A kite’s area is calculated as half of the product of the lengths of its two diagonals.

Area Of A Kite Formula = 1/2 d1 d2


d1 = the kite’s shorter diagonal

d2 = the kite’s longer diagonal


The definition of a quadrilateral is a form of a polygon with four sides, four vertices, four angles, and two diagonals. The total internal angle of a quadrilateral is 360 degrees. Quadrilaterals take many shapes. The word is a mixture of two Latin words, quadri, which indicates a version of four, and latus, which means side. There are some unique parallelogram types, including rectangles, squares, rhombuses, kites, and more.

Formula for Area of a Quadrilateral

A kite’s diagonals are perpendicular. The Area Of A Kite Formula is the same as the area of a rhombus. The Area Of A Kite Formula can be used to express the area of a kite.

Area Of A Kite Formula = ½ D1 x D2

where D1 is the kite’s long diagonal and D2 is the short diagonal.

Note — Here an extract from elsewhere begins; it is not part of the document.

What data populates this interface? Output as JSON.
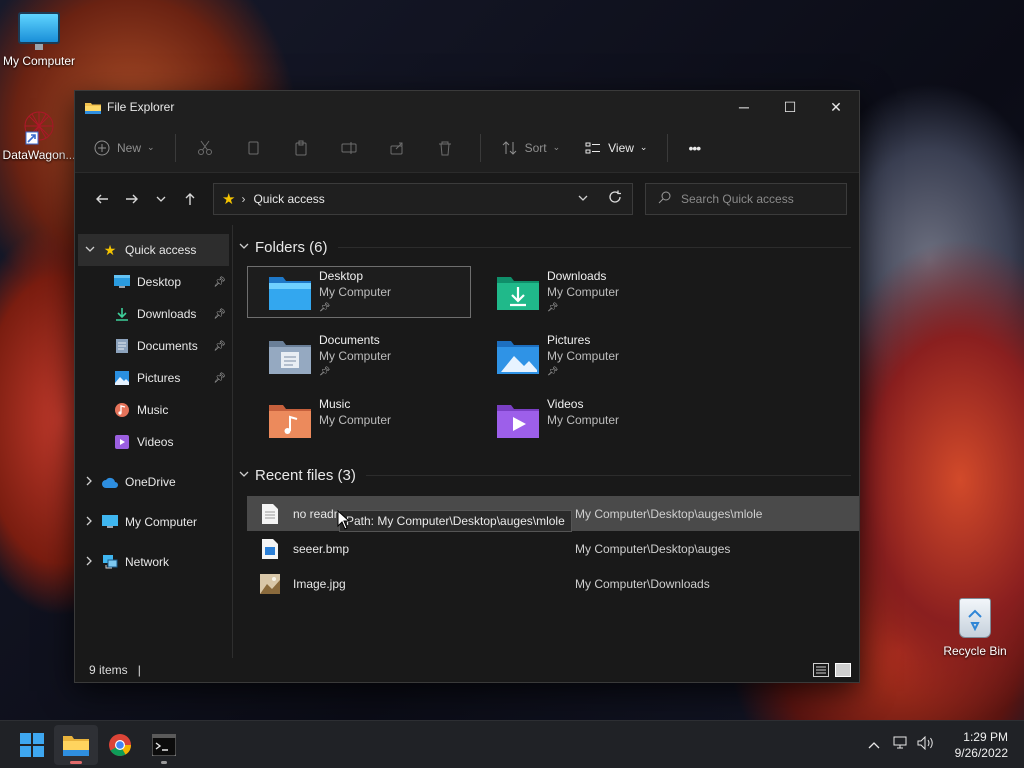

Angles between the sides that are not equal are equal.  A pair of congruent triangles having a common base can be thought of as a kite. A kite’s diagonals cross each other at right angles. The shorter diagonal is bisected perpendicularly by the longer diagonal. A kite’s primary diagonal is symmetrical. The kite is split into two isosceles triangles by the shorter diagonal. The sides are split into two pairs, with neighbouring sides in each pair being the same length.  The two vertices joining the uneven sides have identical angles.  A kite’s diagonals meet at a straight angle. The kite’s circumference is equal to twice the sum of its uneven sides.

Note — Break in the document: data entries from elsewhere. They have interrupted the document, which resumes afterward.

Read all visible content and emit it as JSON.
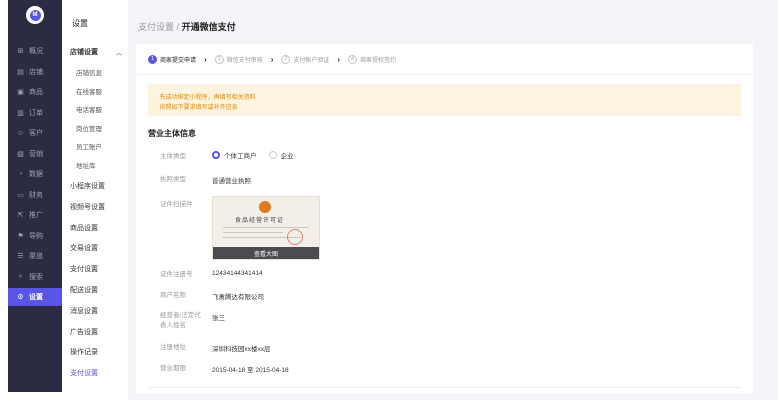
{
  "colors": {
    "accent": "#5b55e6",
    "rail_bg": "#2b2c44",
    "notice_bg": "#fdf3e1",
    "notice_text": "#e08a00"
  },
  "rail": {
    "items": [
      {
        "icon": "grid-icon",
        "glyph": "⊞",
        "label": "概况"
      },
      {
        "icon": "store-icon",
        "glyph": "▤",
        "label": "店铺"
      },
      {
        "icon": "product-icon",
        "glyph": "▣",
        "label": "商品"
      },
      {
        "icon": "order-icon",
        "glyph": "▥",
        "label": "订单"
      },
      {
        "icon": "customer-icon",
        "glyph": "☺",
        "label": "客户"
      },
      {
        "icon": "marketing-icon",
        "glyph": "▧",
        "label": "营销"
      },
      {
        "icon": "data-icon",
        "glyph": "◔",
        "label": "数据"
      },
      {
        "icon": "finance-icon",
        "glyph": "▭",
        "label": "财务"
      },
      {
        "icon": "promote-icon",
        "glyph": "⇱",
        "label": "推广"
      },
      {
        "icon": "guide-icon",
        "glyph": "⚑",
        "label": "导购"
      },
      {
        "icon": "channel-icon",
        "glyph": "☰",
        "label": "渠道"
      },
      {
        "icon": "search-icon",
        "glyph": "⌕",
        "label": "搜索"
      },
      {
        "icon": "gear-icon",
        "glyph": "⚙",
        "label": "设置"
      }
    ]
  },
  "submenu": {
    "title": "设置",
    "group": "店铺设置",
    "group_children": [
      "店铺信息",
      "在线客服",
      "电话客服",
      "岗位管理",
      "员工账户",
      "地址库"
    ],
    "items": [
      "小程序设置",
      "视频号设置",
      "商品设置",
      "交易设置",
      "支付设置",
      "配送设置",
      "消息设置",
      "广告设置",
      "操作记录",
      "支付设置"
    ]
  },
  "breadcrumb": {
    "parent": "支付设置",
    "sep": "/",
    "current": "开通微信支付"
  },
  "steps": [
    {
      "num": "1",
      "label": "商家提交申请"
    },
    {
      "num": "2",
      "label": "微信支付审核"
    },
    {
      "num": "3",
      "label": "支付账户验证"
    },
    {
      "num": "4",
      "label": "商家授权签约"
    }
  ],
  "notice": {
    "line1": "· 先成功绑定小程序，再填写相关资料",
    "line2": "· 按照如下要求填写或补齐信息"
  },
  "section_title": "营业主体信息",
  "form": {
    "subject_type_label": "主体类型",
    "subject_options": [
      "个体工商户",
      "企业"
    ],
    "license_type_label": "执照类型",
    "license_type_value": "普通营业执照",
    "scan_label": "证件扫描件",
    "license_title": "食品经营许可证",
    "view_label": "查看大图",
    "reg_no_label": "证件注册号",
    "reg_no_value": "12434144341414",
    "merchant_label": "商户名称",
    "merchant_value": "飞禽腾达有限公司",
    "operator_label": "经营者/法定代表人姓名",
    "operator_value": "张三",
    "address_label": "注册地址",
    "address_value": "深圳科技园xx楼xx层",
    "period_label": "营业期限",
    "period_value": "2015-04-18  至  2015-04-18"
  }
}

Derivation for Area of a Kite

Let ACD and ABD be the two triangles.  Diagonal d2 cuts diagonal d1 in half, therefore the heights of both triangles are equal to (d1)/2.  Triangles ACD and ABD share the same base, which is AD.  As a result, the base length equals the length of AD and d2. The formula for a triangle’s area is

Area of triangle = base × altitude × 1/2.

We can write ABCD for the kite.

Triangle ACD plus triangle ABD equals the area of the kite ABCD.

ABCD = 1/2 d2 (d1)/2 + 1/2 d2 (d1)/2 = 1/2 d2 d1 Area of the kite.

Therefore, we may write

Area Of A Kite Formula ABCD =  1/2 × d1 × d2

Solved Examples

Solved examples on Area Of A Kite Formula can be found on the Extramarks website and mobile application.